I am currently 30, and I have had two abortions before. One was at 17, I was raped, and the second was when I was 25, but my ex-husband didn't want the baby. I suffered severe depression after the second abortion, and my marriage crumbled and we filed for divorce shortly after.

I remarried again earlier this year to a man who loves me for me, but I never have the guts to tell him about the two abortions. We have been trying to conceive for a few months now, and I am still not pregnant yet. Month after month, I somehow convinced myself that I will never get pregnant, because God is punishing me for the previous abortions.

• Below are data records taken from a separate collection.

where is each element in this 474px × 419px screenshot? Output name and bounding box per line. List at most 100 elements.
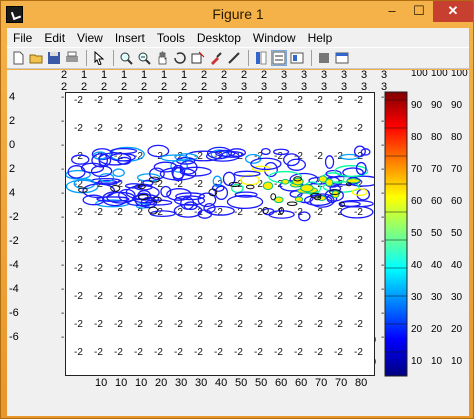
- top-tick-label: 1: [181, 70, 187, 81]
- menu-help[interactable]: Help: [302, 31, 339, 45]
- plot-tick-label: -2: [214, 291, 223, 302]
- menu-window[interactable]: Window: [247, 31, 302, 45]
- colorbar-tick-label: 90: [431, 100, 443, 111]
- colorbar-tick-label: 60: [451, 196, 463, 207]
- top-tick-label: 3: [301, 70, 307, 81]
- plot-tick-label: -2: [74, 235, 83, 246]
- x-axis-tick-label: 10: [135, 377, 147, 389]
- plot-tick-label: -2: [254, 207, 263, 218]
- minimize-button[interactable]: –: [379, 1, 405, 22]
- colorbar-tick-label: 30: [411, 292, 423, 303]
- link-icon[interactable]: [226, 50, 242, 66]
- new-figure-icon[interactable]: [10, 50, 26, 66]
- select-arrow-icon[interactable]: [91, 50, 107, 66]
- plot-tick-label: -2: [294, 95, 303, 106]
- plot-tick-label: -2: [94, 319, 103, 330]
- title-bar[interactable]: Figure 1 – ☐ ✕: [1, 1, 474, 28]
- plot-tick-label: -2: [214, 319, 223, 330]
- plot-tick-label: -2: [114, 235, 123, 246]
- figure-canvas[interactable]: 211111122223333332222222233333333342024-…: [7, 70, 469, 416]
- menu-tools[interactable]: Tools: [151, 31, 191, 45]
- plot-tick-label: -2: [74, 263, 83, 274]
- plot-tick-label: -2: [234, 347, 243, 358]
- contour-line-dark: [245, 184, 255, 190]
- plot-tick-label: -2: [354, 235, 363, 246]
- figure-window: Figure 1 – ☐ ✕ File Edit View Insert Too…: [0, 0, 474, 419]
- brush-icon[interactable]: [208, 50, 224, 66]
- plot-tick-label: -2: [194, 179, 203, 190]
- left-tick-label: 0: [9, 139, 15, 151]
- plot-tick-label: -2: [154, 347, 163, 358]
- open-file-icon[interactable]: [28, 50, 44, 66]
- contour-peak: [300, 184, 314, 193]
- plot-tick-label: -2: [194, 235, 203, 246]
- plot-tick-label: -2: [354, 123, 363, 134]
- colorbar-tick-label: 20: [431, 324, 443, 335]
- colorbar-tick-label: 10: [411, 356, 423, 367]
- colorbar-tick-label: 20: [451, 324, 463, 335]
- contour-line: [101, 191, 128, 207]
- menu-view[interactable]: View: [71, 31, 109, 45]
- top-tick-label: 2: [61, 70, 67, 81]
- save-icon[interactable]: [46, 50, 62, 66]
- left-tick-label: 2: [9, 115, 15, 127]
- colorbar-tick-label: 80: [411, 132, 423, 143]
- top-tick-label: 1: [81, 70, 87, 81]
- plot-tick-label: -2: [154, 319, 163, 330]
- plot-tick-label: -2: [274, 347, 283, 358]
- print-icon[interactable]: [64, 50, 80, 66]
- close-button[interactable]: ✕: [433, 1, 473, 22]
- top-tick-label: 2: [261, 70, 267, 81]
- plot-tick-label: -2: [314, 123, 323, 134]
- plot-tick-label: -2: [94, 347, 103, 358]
- plot-tick-label: -2: [274, 123, 283, 134]
- x-axis-tick-label: 40: [215, 377, 227, 389]
- plot-tick-label: -2: [174, 291, 183, 302]
- plot-tick-label: -2: [254, 95, 263, 106]
- dock-icon[interactable]: [334, 50, 350, 66]
- x-axis-tick-label: 70: [335, 377, 347, 389]
- top-tick-label: 2: [241, 70, 247, 81]
- contour-plot-area[interactable]: -2 -2 -2 -2 -2 -2 -2 -2 -2 -2 -2 -2 -2 -2 -2 -2 -2 -2 -2 -2…: [65, 92, 381, 376]
- plot-tick-label: -2: [334, 151, 343, 162]
- plot-tick-label: -2: [234, 291, 243, 302]
- plot-tick-label: -2: [134, 291, 143, 302]
- left-tick-label: 4: [9, 91, 15, 103]
- zoom-out-icon[interactable]: [136, 50, 152, 66]
- menu-desktop[interactable]: Desktop: [191, 31, 247, 45]
- plot-tick-label: -2: [94, 235, 103, 246]
- colorbar-icon[interactable]: [253, 50, 269, 66]
- plot-tick-label: -2: [174, 347, 183, 358]
- x-axis-tick-label: 30: [175, 377, 187, 389]
- plot-tick-label: -2: [314, 151, 323, 162]
- left-tick-label: -6: [9, 331, 19, 343]
- top-tick-label: 2: [201, 70, 207, 81]
- colorbar-tick-label: 40: [451, 260, 463, 271]
- plot-tick-label: -2: [254, 319, 263, 330]
- zoom-in-icon[interactable]: [118, 50, 134, 66]
- plot-tick-label: -2: [334, 319, 343, 330]
- plot-tick-label: -2: [74, 347, 83, 358]
- plot-tick-label: -2: [154, 123, 163, 134]
- menu-file[interactable]: File: [7, 31, 38, 45]
- plot-tick-label: -2: [74, 291, 83, 302]
- show-plot-tools-icon[interactable]: [316, 50, 332, 66]
- data-cursor-icon[interactable]: [190, 50, 206, 66]
- hide-plot-tools-icon[interactable]: [289, 50, 305, 66]
- pan-hand-icon[interactable]: [154, 50, 170, 66]
- plot-tick-label: -2: [134, 347, 143, 358]
- menu-edit[interactable]: Edit: [38, 31, 71, 45]
- plot-tick-label: -2: [194, 263, 203, 274]
- colorbar-tick-label: 80: [451, 132, 463, 143]
- left-tick-label: 4: [9, 187, 15, 199]
- x-axis-tick-label: 20: [155, 377, 167, 389]
- legend-icon[interactable]: [271, 50, 287, 66]
- plot-tick-label: -2: [174, 95, 183, 106]
- plot-tick-label: -2: [114, 291, 123, 302]
- colorbar-tick-label: 30: [431, 292, 443, 303]
- menu-insert[interactable]: Insert: [109, 31, 151, 45]
- colorbar-gradient: [384, 91, 408, 377]
- contour-line: [250, 157, 282, 171]
- maximize-button[interactable]: ☐: [406, 1, 432, 22]
- rotate-3d-icon[interactable]: [172, 50, 188, 66]
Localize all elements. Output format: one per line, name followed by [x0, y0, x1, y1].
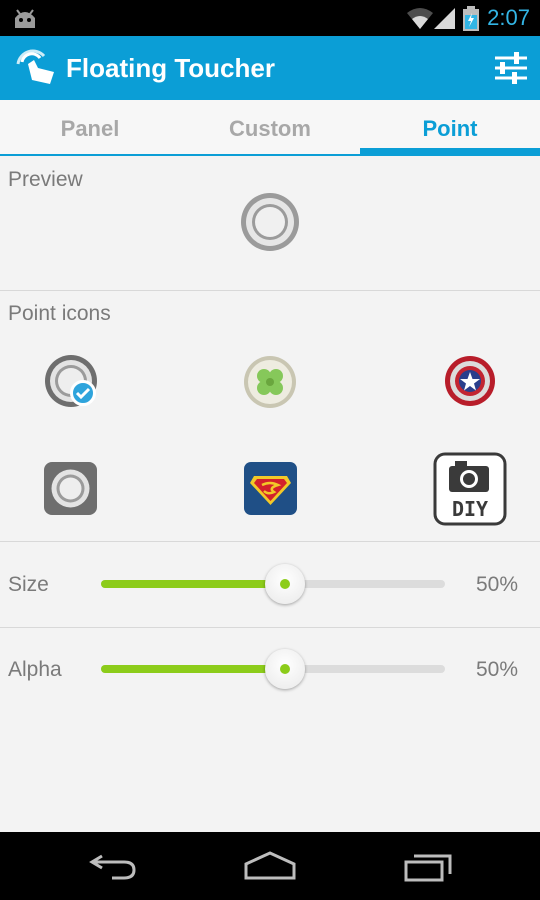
app-title: Floating Toucher	[66, 53, 275, 83]
divider	[0, 290, 540, 291]
wifi-icon	[407, 8, 433, 29]
shield-icon[interactable]	[444, 355, 496, 407]
clover-icon[interactable]	[243, 355, 297, 409]
diy-camera-icon[interactable]: DIY	[433, 452, 507, 526]
navigation-bar	[0, 832, 540, 900]
action-bar: Floating Toucher	[0, 36, 540, 100]
tab-point[interactable]: Point	[360, 100, 540, 154]
back-icon[interactable]	[88, 850, 138, 880]
point-preview-icon	[241, 193, 299, 251]
preview-label: Preview	[8, 168, 83, 191]
signal-icon	[434, 8, 455, 29]
sliders-settings-icon[interactable]	[492, 49, 530, 87]
status-clock: 2:07	[487, 5, 530, 30]
divider	[0, 541, 540, 542]
alpha-slider-thumb[interactable]	[265, 649, 305, 689]
home-icon[interactable]	[243, 850, 297, 880]
point-icons-label: Point icons	[8, 302, 111, 325]
selected-check-icon	[70, 380, 96, 406]
tab-custom[interactable]: Custom	[180, 100, 360, 154]
status-bar: 2:07	[0, 0, 540, 36]
touch-hand-icon	[16, 49, 54, 84]
alpha-slider-fill	[101, 665, 273, 673]
gray-square-ring-icon[interactable]	[44, 462, 97, 515]
alpha-value: 50%	[475, 658, 518, 681]
tab-panel[interactable]: Panel	[0, 100, 180, 154]
size-label: Size	[8, 573, 49, 596]
android-icon	[15, 9, 35, 28]
battery-icon	[463, 6, 479, 31]
tab-indicator	[360, 148, 540, 156]
size-slider-fill	[101, 580, 273, 588]
recent-apps-icon[interactable]	[404, 852, 454, 882]
size-slider-thumb[interactable]	[265, 564, 305, 604]
alpha-label: Alpha	[8, 658, 62, 681]
superman-logo-icon[interactable]	[244, 462, 297, 515]
divider	[0, 627, 540, 628]
diy-label: DIY	[452, 497, 488, 521]
size-value: 50%	[475, 573, 518, 596]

I wish I could tell my two babies how sorry I am, and how guilty I felt on both occasions. I hope I will be forgiven.
julymoon julymoon
31-35, F
2 Responses Aug 23, 2014

Discuss the two abortions with your doctor. Sometimes after 30 it takes a little longer to get pregnant. G-d is not punishing you. After my abortion I was afraid G-d would punish me and I would not be able to conceive. But I did and I have 2 children. But it is important you talk to your doctor. A nurse told me a way to get pregnant and it helped. After sex she told me not to get up and to put pillows under me propping my front side up to form gravity for the ***** to travel into my tubes. It worked, did it one time and was pregnant,

You need to forgive yourself. And you can't think negatively because you aren't pregnant yet. It will happen for you when it's supposed to. And then you can love your baby enough for all 3 of them. Try to stay positive.